Let's go slow
My father-in-law was one of the wisest men I ever knew. He earned a high school degree from Kerens High School, and then he earned a post-graduate education overseas, primarily in Italy. A non-commissioned officer in the legendary 36th Division, he learned about life in places called Monte Cassino, the Rapido River, and other now-forgotten cemeteries of WWII. After 400 days of combat and five major battles, he came home, put the war behind him, and learned how to be a welder. Typically, he was no ordinary welder. When the utility company he worked for needed someone for exceptionally difficult or dangerous jobs, they called on Bill. He was known and respected by everyone in the company, from the CEO down.

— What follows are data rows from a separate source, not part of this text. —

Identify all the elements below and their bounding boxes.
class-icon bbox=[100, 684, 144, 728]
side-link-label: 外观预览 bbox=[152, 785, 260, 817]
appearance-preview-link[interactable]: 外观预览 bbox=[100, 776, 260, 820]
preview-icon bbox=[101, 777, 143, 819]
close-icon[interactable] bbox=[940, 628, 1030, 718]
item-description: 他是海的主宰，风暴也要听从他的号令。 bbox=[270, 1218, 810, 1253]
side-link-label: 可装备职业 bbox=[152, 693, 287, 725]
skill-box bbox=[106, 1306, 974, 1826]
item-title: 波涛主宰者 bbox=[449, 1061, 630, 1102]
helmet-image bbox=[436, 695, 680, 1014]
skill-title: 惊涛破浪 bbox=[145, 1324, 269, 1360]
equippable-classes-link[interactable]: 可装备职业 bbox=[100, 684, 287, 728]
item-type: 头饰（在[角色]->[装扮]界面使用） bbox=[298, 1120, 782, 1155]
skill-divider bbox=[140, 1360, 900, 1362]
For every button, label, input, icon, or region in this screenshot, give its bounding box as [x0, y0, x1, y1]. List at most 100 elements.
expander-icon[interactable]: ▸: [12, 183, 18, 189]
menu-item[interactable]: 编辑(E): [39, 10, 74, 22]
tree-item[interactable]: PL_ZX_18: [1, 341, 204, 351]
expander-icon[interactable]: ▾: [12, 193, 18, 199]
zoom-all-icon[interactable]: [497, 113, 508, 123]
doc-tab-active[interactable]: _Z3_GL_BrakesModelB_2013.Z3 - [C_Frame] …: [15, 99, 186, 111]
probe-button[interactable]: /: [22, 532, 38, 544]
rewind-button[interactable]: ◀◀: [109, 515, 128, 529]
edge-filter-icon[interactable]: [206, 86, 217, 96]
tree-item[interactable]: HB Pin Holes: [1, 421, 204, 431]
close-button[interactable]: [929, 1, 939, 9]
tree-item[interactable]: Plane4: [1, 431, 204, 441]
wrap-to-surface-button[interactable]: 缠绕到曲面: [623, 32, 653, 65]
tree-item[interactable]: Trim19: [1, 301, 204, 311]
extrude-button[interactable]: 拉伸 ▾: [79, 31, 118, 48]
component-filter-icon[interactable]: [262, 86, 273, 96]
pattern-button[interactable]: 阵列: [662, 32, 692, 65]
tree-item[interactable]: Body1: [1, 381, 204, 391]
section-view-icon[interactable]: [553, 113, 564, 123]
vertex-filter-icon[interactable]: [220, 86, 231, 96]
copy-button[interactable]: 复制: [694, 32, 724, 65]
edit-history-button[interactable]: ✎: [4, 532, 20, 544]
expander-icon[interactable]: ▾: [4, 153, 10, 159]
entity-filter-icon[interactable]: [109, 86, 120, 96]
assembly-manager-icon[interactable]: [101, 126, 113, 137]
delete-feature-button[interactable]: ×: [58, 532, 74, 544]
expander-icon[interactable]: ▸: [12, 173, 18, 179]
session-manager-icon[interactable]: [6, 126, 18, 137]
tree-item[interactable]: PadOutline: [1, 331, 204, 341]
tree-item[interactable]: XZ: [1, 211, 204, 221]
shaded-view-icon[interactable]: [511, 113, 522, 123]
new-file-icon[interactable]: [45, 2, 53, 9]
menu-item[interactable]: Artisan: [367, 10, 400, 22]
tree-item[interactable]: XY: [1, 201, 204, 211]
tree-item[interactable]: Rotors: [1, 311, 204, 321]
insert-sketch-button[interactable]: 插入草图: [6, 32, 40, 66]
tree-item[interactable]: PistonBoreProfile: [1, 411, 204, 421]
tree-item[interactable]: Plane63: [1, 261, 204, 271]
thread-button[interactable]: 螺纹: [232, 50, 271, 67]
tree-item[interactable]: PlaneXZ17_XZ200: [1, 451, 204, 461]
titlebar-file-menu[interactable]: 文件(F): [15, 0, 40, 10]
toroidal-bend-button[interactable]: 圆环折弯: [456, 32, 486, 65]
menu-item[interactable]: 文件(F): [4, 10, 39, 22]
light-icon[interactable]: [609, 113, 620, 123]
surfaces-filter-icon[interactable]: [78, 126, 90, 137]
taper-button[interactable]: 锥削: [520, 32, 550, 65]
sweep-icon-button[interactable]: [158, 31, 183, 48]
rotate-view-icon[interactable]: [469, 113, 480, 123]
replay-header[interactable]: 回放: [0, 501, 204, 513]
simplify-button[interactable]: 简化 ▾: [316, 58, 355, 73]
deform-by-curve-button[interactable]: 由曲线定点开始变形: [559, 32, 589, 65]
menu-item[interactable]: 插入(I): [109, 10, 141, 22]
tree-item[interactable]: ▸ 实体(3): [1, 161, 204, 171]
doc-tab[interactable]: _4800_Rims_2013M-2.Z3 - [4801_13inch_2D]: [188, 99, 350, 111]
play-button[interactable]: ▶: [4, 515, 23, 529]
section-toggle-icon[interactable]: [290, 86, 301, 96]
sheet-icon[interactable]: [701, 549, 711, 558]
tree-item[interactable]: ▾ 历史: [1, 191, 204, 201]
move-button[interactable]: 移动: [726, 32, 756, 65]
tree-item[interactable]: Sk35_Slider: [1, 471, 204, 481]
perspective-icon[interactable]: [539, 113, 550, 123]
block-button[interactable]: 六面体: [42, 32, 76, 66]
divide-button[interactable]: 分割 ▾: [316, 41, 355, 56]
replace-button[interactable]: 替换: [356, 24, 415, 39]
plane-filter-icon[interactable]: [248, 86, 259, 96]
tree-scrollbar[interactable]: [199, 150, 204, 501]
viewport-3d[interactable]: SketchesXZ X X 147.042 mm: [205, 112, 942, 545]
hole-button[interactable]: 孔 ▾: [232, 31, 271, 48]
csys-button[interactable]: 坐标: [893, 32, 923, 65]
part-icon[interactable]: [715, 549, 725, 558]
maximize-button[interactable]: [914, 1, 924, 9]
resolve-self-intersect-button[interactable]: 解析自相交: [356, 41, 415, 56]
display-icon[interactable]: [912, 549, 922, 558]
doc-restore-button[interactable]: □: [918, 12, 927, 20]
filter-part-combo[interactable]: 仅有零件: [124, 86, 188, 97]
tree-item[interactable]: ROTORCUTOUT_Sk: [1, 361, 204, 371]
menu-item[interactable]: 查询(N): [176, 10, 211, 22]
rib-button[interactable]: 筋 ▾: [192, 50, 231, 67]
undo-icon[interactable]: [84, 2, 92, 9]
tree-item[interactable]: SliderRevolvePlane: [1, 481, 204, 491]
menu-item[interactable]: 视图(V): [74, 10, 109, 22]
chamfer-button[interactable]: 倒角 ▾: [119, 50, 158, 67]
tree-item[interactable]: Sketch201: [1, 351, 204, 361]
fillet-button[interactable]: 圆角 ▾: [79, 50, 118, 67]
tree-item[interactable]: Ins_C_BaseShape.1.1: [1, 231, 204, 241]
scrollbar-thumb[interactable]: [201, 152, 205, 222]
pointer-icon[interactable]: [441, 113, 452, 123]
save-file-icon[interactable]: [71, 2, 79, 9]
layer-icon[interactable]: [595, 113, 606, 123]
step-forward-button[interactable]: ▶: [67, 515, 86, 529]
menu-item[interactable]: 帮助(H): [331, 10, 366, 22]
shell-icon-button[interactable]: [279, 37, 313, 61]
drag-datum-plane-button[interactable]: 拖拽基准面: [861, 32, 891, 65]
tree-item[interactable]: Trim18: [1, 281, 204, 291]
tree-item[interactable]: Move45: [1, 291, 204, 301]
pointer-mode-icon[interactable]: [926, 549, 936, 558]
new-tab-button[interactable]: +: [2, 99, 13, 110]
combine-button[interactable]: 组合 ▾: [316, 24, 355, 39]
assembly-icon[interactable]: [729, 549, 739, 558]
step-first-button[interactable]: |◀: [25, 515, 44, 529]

Bill could fix anything. In all the years I knew him I never saw him call a repairman. On many occasions I would help him pull a washing machine or dishwasher out into the backyard and work on it, and this indelible image of him remains in my mind: He would light a cigarette, cup it in his hand as had been his habit since foxhole days, and proceed to “study the situation.” Then he would say, “Don, we need to remember that the slower we go, the faster we will finish.” In my mind, the truth of that statement ranks right up there with the second law of thermodynamics and Murphy’s law.
My father-in-law, legendary as he was among the many who knew and loved him, never saw himself on the national stage. But today I’m thinking that we need some of his wisdom in our country. Everyone is “hot” right now, from politicians to journalists to those who impulsively start typing out responses on some social media platform. Everyone thinks their answer is the answer; that those with whom they disagree are either stupid or immoral. Our divisiveness has created an ideological chasm that almost can’t be bridged by civil conversation.
In a terrific new book titled Forged in Crisis: The Power of Courageous Leadership in Turbulent Times, Nancy Koehn describes the remarkable emotional intelligence of Abraham Lincoln. In the most difficult moments of his presidency, those times when he was tempted to lash out at his many enemies, he reminded himself to remain silent and calm, to wait for the emotional storm to pass. He was a flawed human being, haunted by melancholy and doubt, and yet his emotional discipline enabled him to steer the country through its most divisive chapter.
We have arrived at that moment when we need new role models in America. Perhaps we need to listen less to the pundits and politicians, and more to those whose wisdom was forged in places where hot tempers or poor judgment could be the difference between life and death. Maybe we need to “study the situation” more, and debate less. Bill would get a chuckle out of this, but I’m thinking that he and Lincoln would have been of one mind. The slower we go the faster we will recover the remarkable ideals that have historically bound us together as one nation.